Swoje stanowisko dotyczące realizacji tzw. umowy społecznej dla górnictwa szef śląsko-dąbrowskiej „S” przedstawił na związkowym portalu.
- Co innego deklarują, co innego robią. Jedni i drudzy. Ci i tamci. Poprzednia koalicja rządząca przez trzy lata nie potrafiła doprowadzić do notyfikacji w Komisji Europejskiej Umowy Społecznej dotyczącej transformacji górnictwa i województwa śląskiego. Mimo gorących deklaracji i solennych zapewnień. Obecnie rządzący chyba postanowili pokonkurować z poprzednikami w mydleniu oczu mieszkańcom naszego regionu – zaznaczył na wstępie Kolorz.
- Owszem, minister przemysłu Marzena Czarnecka dość szybko odpowiedziała na wniosek sygnatariuszy umowy o zorganizowanie spotkania.
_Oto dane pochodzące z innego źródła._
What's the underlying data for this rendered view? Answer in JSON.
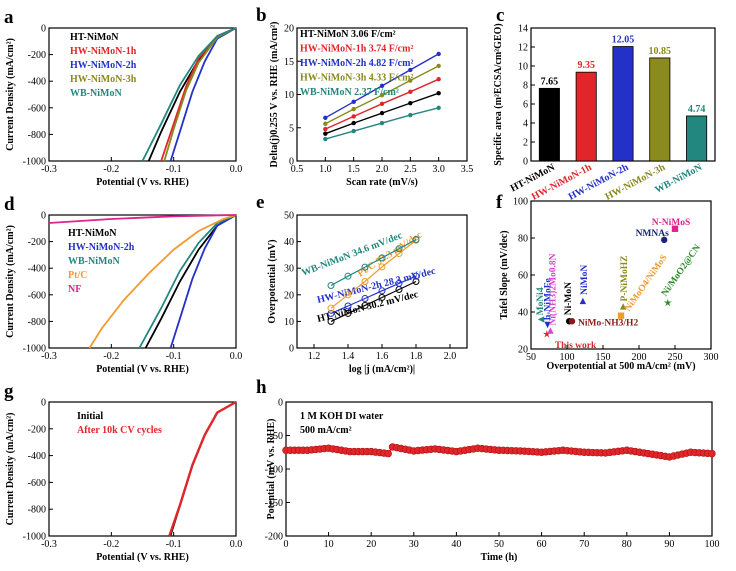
{
  "figure": {
    "panels": [
      "a",
      "b",
      "c",
      "d",
      "e",
      "f",
      "g",
      "h"
    ]
  },
  "chart_data": [
    {
      "id": "a",
      "type": "line",
      "xlabel": "Potential (V vs. RHE)",
      "ylabel": "Current Density (mA/cm²)",
      "xlim": [
        -0.3,
        0.0
      ],
      "ylim": [
        -1000,
        0
      ],
      "xticks": [
        -0.3,
        -0.2,
        -0.1,
        0.0
      ],
      "yticks": [
        -1000,
        -800,
        -600,
        -400,
        -200,
        0
      ],
      "xtick_labels": [
        "-0.3",
        "-0.2",
        "-0.1",
        "0.0"
      ],
      "ytick_labels": [
        "-1000",
        "-800",
        "-600",
        "-400",
        "-200",
        "0"
      ],
      "series": [
        {
          "name": "HT-NiMoN",
          "color": "#000000",
          "x": [
            0,
            -0.03,
            -0.06,
            -0.09,
            -0.12,
            -0.14
          ],
          "y": [
            0,
            -70,
            -240,
            -480,
            -780,
            -1000
          ]
        },
        {
          "name": "HW-NiMoN-1h",
          "color": "#e0262a",
          "x": [
            0,
            -0.03,
            -0.06,
            -0.08,
            -0.1,
            -0.12
          ],
          "y": [
            0,
            -60,
            -230,
            -440,
            -720,
            -1000
          ]
        },
        {
          "name": "HW-NiMoN-2h",
          "color": "#2431c8",
          "x": [
            0,
            -0.03,
            -0.05,
            -0.07,
            -0.09,
            -0.105
          ],
          "y": [
            0,
            -80,
            -250,
            -480,
            -780,
            -1000
          ]
        },
        {
          "name": "HW-NiMoN-3h",
          "color": "#8a8a1e",
          "x": [
            0,
            -0.03,
            -0.06,
            -0.08,
            -0.1,
            -0.115
          ],
          "y": [
            0,
            -70,
            -260,
            -470,
            -760,
            -1000
          ]
        },
        {
          "name": "WB-NiMoN",
          "color": "#22877e",
          "x": [
            0,
            -0.03,
            -0.06,
            -0.09,
            -0.12,
            -0.15
          ],
          "y": [
            0,
            -60,
            -210,
            -430,
            -720,
            -1000
          ]
        }
      ]
    },
    {
      "id": "b",
      "type": "scatter",
      "xlabel": "Scan rate (mV/s)",
      "ylabel": "Delta(j)0.255 V vs. RHE (mA/cm²)",
      "xlim": [
        0.5,
        3.5
      ],
      "ylim": [
        0,
        20
      ],
      "xticks": [
        0.5,
        1.0,
        1.5,
        2.0,
        2.5,
        3.0,
        3.5
      ],
      "yticks": [
        0,
        5,
        10,
        15,
        20
      ],
      "xtick_labels": [
        "0.5",
        "1.0",
        "1.5",
        "2.0",
        "2.5",
        "3.0",
        "3.5"
      ],
      "ytick_labels": [
        "0",
        "5",
        "10",
        "15",
        "20"
      ],
      "x": [
        1.0,
        1.5,
        2.0,
        2.5,
        3.0
      ],
      "series": [
        {
          "name": "HT-NiMoN",
          "label": "HT-NiMoN 3.06 F/cm²",
          "color": "#000000",
          "values": [
            4.1,
            5.7,
            7.2,
            8.7,
            10.2
          ]
        },
        {
          "name": "HW-NiMoN-1h",
          "label": "HW-NiMoN-1h 3.74 F/cm²",
          "color": "#e0262a",
          "values": [
            4.8,
            6.7,
            8.6,
            10.4,
            12.3
          ]
        },
        {
          "name": "HW-NiMoN-2h",
          "label": "HW-NiMoN-2h 4.82 F/cm²",
          "color": "#2431c8",
          "values": [
            6.5,
            8.9,
            11.3,
            13.7,
            16.1
          ]
        },
        {
          "name": "HW-NiMoN-3h",
          "label": "HW-NiMoN-3h 4.33 F/cm²",
          "color": "#8a8a1e",
          "values": [
            5.6,
            7.8,
            9.9,
            12.1,
            14.3
          ]
        },
        {
          "name": "WB-NiMoN",
          "label": "WB-NiMoN 2.37 F/cm²",
          "color": "#22877e",
          "values": [
            3.3,
            4.5,
            5.7,
            6.9,
            8.0
          ]
        }
      ]
    },
    {
      "id": "c",
      "type": "bar",
      "ylabel": "Specific area (m²ECSA/cm²GEO)",
      "ylim": [
        0,
        14
      ],
      "yticks": [
        0,
        2,
        4,
        6,
        8,
        10,
        12,
        14
      ],
      "ytick_labels": [
        "0",
        "2",
        "4",
        "6",
        "8",
        "10",
        "12",
        "14"
      ],
      "categories": [
        "HT-NiMoN",
        "HW-NiMoN-1h",
        "HW-NiMoN-2h",
        "HW-NiMoN-3h",
        "WB-NiMoN"
      ],
      "values": [
        7.65,
        9.35,
        12.05,
        10.85,
        4.74
      ],
      "value_labels": [
        "7.65",
        "9.35",
        "12.05",
        "10.85",
        "4.74"
      ],
      "colors": [
        "#000000",
        "#e0262a",
        "#2431c8",
        "#8a8a1e",
        "#22877e"
      ]
    },
    {
      "id": "d",
      "type": "line",
      "xlabel": "Potential (V vs. RHE)",
      "ylabel": "Current Density (mA/cm²)",
      "xlim": [
        -0.3,
        0.0
      ],
      "ylim": [
        -1000,
        0
      ],
      "xticks": [
        -0.3,
        -0.2,
        -0.1,
        0.0
      ],
      "yticks": [
        -1000,
        -800,
        -600,
        -400,
        -200,
        0
      ],
      "xtick_labels": [
        "-0.3",
        "-0.2",
        "-0.1",
        "0.0"
      ],
      "ytick_labels": [
        "-1000",
        "-800",
        "-600",
        "-400",
        "-200",
        "0"
      ],
      "series": [
        {
          "name": "HT-NiMoN",
          "color": "#000000",
          "x": [
            0,
            -0.03,
            -0.06,
            -0.09,
            -0.12,
            -0.145
          ],
          "y": [
            0,
            -80,
            -260,
            -500,
            -780,
            -1000
          ]
        },
        {
          "name": "HW-NiMoN-2h",
          "color": "#2431c8",
          "x": [
            0,
            -0.03,
            -0.05,
            -0.07,
            -0.09,
            -0.105
          ],
          "y": [
            0,
            -80,
            -250,
            -480,
            -780,
            -1000
          ]
        },
        {
          "name": "WB-NiMoN",
          "color": "#22877e",
          "x": [
            0,
            -0.03,
            -0.06,
            -0.09,
            -0.12,
            -0.155
          ],
          "y": [
            0,
            -60,
            -210,
            -420,
            -700,
            -1000
          ]
        },
        {
          "name": "Pt/C",
          "color": "#f29a2e",
          "x": [
            0,
            -0.02,
            -0.06,
            -0.1,
            -0.14,
            -0.18,
            -0.215,
            -0.235
          ],
          "y": [
            0,
            -30,
            -120,
            -260,
            -440,
            -640,
            -850,
            -1000
          ]
        },
        {
          "name": "NF",
          "color": "#e0228c",
          "x": [
            -0.3,
            -0.2,
            -0.1,
            0
          ],
          "y": [
            -60,
            -30,
            -10,
            0
          ]
        }
      ]
    },
    {
      "id": "e",
      "type": "scatter",
      "xlabel": "log |j (mA/cm²)|",
      "ylabel": "Overpotential (mV)",
      "xlim": [
        1.1,
        2.1
      ],
      "ylim": [
        0,
        50
      ],
      "xticks": [
        1.2,
        1.4,
        1.6,
        1.8,
        2.0
      ],
      "yticks": [
        0,
        10,
        20,
        30,
        40,
        50
      ],
      "xtick_labels": [
        "1.2",
        "1.4",
        "1.6",
        "1.8",
        "2.0"
      ],
      "ytick_labels": [
        "0",
        "10",
        "20",
        "30",
        "40",
        "50"
      ],
      "series": [
        {
          "name": "HT-NiMoN",
          "label": "HT-NiMoN 30.2 mV/dec",
          "color": "#000000",
          "x": [
            1.3,
            1.4,
            1.5,
            1.6,
            1.7,
            1.8
          ],
          "y": [
            10,
            13,
            16,
            19,
            22,
            25
          ]
        },
        {
          "name": "HW-NiMoN-2h",
          "label": "HW-NiMoN-2h 28.3 mV/dec",
          "color": "#2431c8",
          "x": [
            1.3,
            1.4,
            1.5,
            1.6,
            1.7,
            1.8
          ],
          "y": [
            13,
            15.8,
            18.6,
            21.5,
            24.3,
            27
          ]
        },
        {
          "name": "Pt/C",
          "label": "Pt/C 52.3 mV/dec",
          "color": "#f29a2e",
          "x": [
            1.3,
            1.4,
            1.5,
            1.6,
            1.7,
            1.8
          ],
          "y": [
            15,
            20,
            25,
            30.5,
            35.5,
            40.5
          ]
        },
        {
          "name": "WB-NiMoN",
          "label": "WB-NiMoN 34.6 mV/dec",
          "color": "#22877e",
          "x": [
            1.3,
            1.4,
            1.5,
            1.6,
            1.7,
            1.8
          ],
          "y": [
            23.5,
            27,
            30.4,
            33.9,
            37.3,
            40.8
          ]
        }
      ]
    },
    {
      "id": "f",
      "type": "scatter",
      "xlabel": "Overpotential at 500 mA/cm² (mV)",
      "ylabel": "Tafel Slope (mV/dec)",
      "xlim": [
        50,
        300
      ],
      "ylim": [
        20,
        100
      ],
      "xticks": [
        50,
        100,
        150,
        200,
        250,
        300
      ],
      "yticks": [
        20,
        40,
        60,
        80,
        100
      ],
      "xtick_labels": [
        "50",
        "100",
        "150",
        "200",
        "250",
        "300"
      ],
      "ytick_labels": [
        "20",
        "40",
        "60",
        "80",
        "100"
      ],
      "points": [
        {
          "name": "This work",
          "x": 72,
          "y": 28,
          "color": "#d62728",
          "marker": "star"
        },
        {
          "name": "MoNi4",
          "x": 64,
          "y": 36,
          "color": "#22877e",
          "marker": "tri-left"
        },
        {
          "name": "h-NiMoFe",
          "x": 73,
          "y": 33,
          "color": "#2431c8",
          "marker": "tri-down"
        },
        {
          "name": "Ni(NH3)2Mo0.8N",
          "x": 77,
          "y": 30,
          "color": "#d943d0",
          "marker": "tri-up"
        },
        {
          "name": "Ni-MoN",
          "x": 103,
          "y": 35,
          "color": "#000000",
          "marker": "circle"
        },
        {
          "name": "NiMo-NH3/H2",
          "x": 107,
          "y": 35,
          "color": "#8b1a1a",
          "marker": "circle"
        },
        {
          "name": "NiMoN",
          "x": 122,
          "y": 46,
          "color": "#2431c8",
          "marker": "tri-up"
        },
        {
          "name": "P-NiMoHZ",
          "x": 178,
          "y": 43,
          "color": "#8a8a1e",
          "marker": "tri-up"
        },
        {
          "name": "NiMoO4/NiMoS",
          "x": 175,
          "y": 38,
          "color": "#f29a2e",
          "marker": "square"
        },
        {
          "name": "Ni/MoO2@CN",
          "x": 240,
          "y": 45,
          "color": "#2a8a2a",
          "marker": "star"
        },
        {
          "name": "NMNAs",
          "x": 235,
          "y": 79,
          "color": "#1a237e",
          "marker": "circle"
        },
        {
          "name": "N-NiMoS",
          "x": 250,
          "y": 85,
          "color": "#e0228c",
          "marker": "square"
        }
      ]
    },
    {
      "id": "g",
      "type": "line",
      "xlabel": "Potential (V vs. RHE)",
      "ylabel": "Current Density (mA/cm²)",
      "xlim": [
        -0.3,
        0.0
      ],
      "ylim": [
        -1000,
        0
      ],
      "xticks": [
        -0.3,
        -0.2,
        -0.1,
        0.0
      ],
      "yticks": [
        -1000,
        -800,
        -600,
        -400,
        -200,
        0
      ],
      "xtick_labels": [
        "-0.3",
        "-0.2",
        "-0.1",
        "0.0"
      ],
      "ytick_labels": [
        "-1000",
        "-800",
        "-600",
        "-400",
        "-200",
        "0"
      ],
      "series": [
        {
          "name": "Initial",
          "color": "#000000",
          "x": [
            0,
            -0.03,
            -0.05,
            -0.07,
            -0.09,
            -0.105
          ],
          "y": [
            0,
            -80,
            -250,
            -480,
            -780,
            -1000
          ]
        },
        {
          "name": "After 10k CV cycles",
          "color": "#e0262a",
          "x": [
            0,
            -0.03,
            -0.05,
            -0.07,
            -0.09,
            -0.107
          ],
          "y": [
            0,
            -78,
            -245,
            -470,
            -770,
            -1000
          ]
        }
      ]
    },
    {
      "id": "h",
      "type": "line",
      "xlabel": "Time (h)",
      "ylabel": "Potential (mV vs. RHE)",
      "xlim": [
        0,
        100
      ],
      "ylim": [
        -200,
        0
      ],
      "xticks": [
        0,
        10,
        20,
        30,
        40,
        50,
        60,
        70,
        80,
        90,
        100
      ],
      "yticks": [
        -200,
        -150,
        -100,
        -50,
        0
      ],
      "xtick_labels": [
        "0",
        "10",
        "20",
        "30",
        "40",
        "50",
        "60",
        "70",
        "80",
        "90",
        "100"
      ],
      "ytick_labels": [
        "-200",
        "-150",
        "-100",
        "-50",
        "0"
      ],
      "annotations": [
        "1 M KOH DI water",
        "500 mA/cm²"
      ],
      "series": [
        {
          "name": "stability",
          "color": "#e0262a",
          "x": [
            0,
            5,
            10,
            15,
            20,
            24,
            25,
            30,
            35,
            40,
            45,
            50,
            55,
            60,
            65,
            70,
            75,
            80,
            85,
            90,
            95,
            100
          ],
          "y": [
            -72,
            -72,
            -69,
            -74,
            -74,
            -77,
            -67,
            -73,
            -70,
            -74,
            -69,
            -72,
            -73,
            -75,
            -72,
            -75,
            -76,
            -72,
            -77,
            -82,
            -75,
            -77
          ]
        }
      ]
    }
  ]
}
Otrzymała go pod koniec lutego i już w połowie marca odbyły się rozmowy. Przedstawiciele strony społecznej usłyszeli deklarację, że treść umowy nie wymaga zmiany, a potrzebna jest jedynie korekta wniosku notyfikacyjnego. Minęło pół roku, a notyfikacji jak nie było, tak nie ma. W lipcu do rządzących trafił kolejny wniosek strony związkowej o zorganizowanie spotkania sygnatariuszy umowy. Tym razem kierowany do premiera oraz szefów trzech resortów, sygnatariuszy umowy po stronie rządowej. Odpowiedzią na to pismo była informacja, że takie spotkanie zostanie zorganizowane. Miała je zorganizować minister przemysłu. Planowana data to 27 września w Katowicach. Na kilka dni przed zostało odwołane. To z jednej strony pokazuje, że sprawczość pani minister w tym rządzie jest znikoma, z drugiej zaś to tylko kolejny dowód, że ten rząd nie zamierza się z umowy społecznej wywiązać, tylko ją storpedować. Resort klimatu nawet nie udaje, że jest inaczej, a zarząd PGE ma polityczne przyzwolenie na lekceważenie zapisów umowy społecznej. Miał je zresztą zarząd tej firmy w innej konfiguracji osobowej za rządów PiS. Mam tu na myśli Elektrownię Rybnik. Umowa społeczna przewiduje, że zakład będzie działa co najmniej do 2030 r. Prezes zarządu PGE w czasach rządów PiS podjął decyzję, że rybnicka elektrownia zostanie zamknięta znacznie wcześniej. Zarząd powołany za rządów KO zdecydował, że Elektrownia Rybnik skończy produkować prąd w 2025 r. – wskazał dalej Kolorz.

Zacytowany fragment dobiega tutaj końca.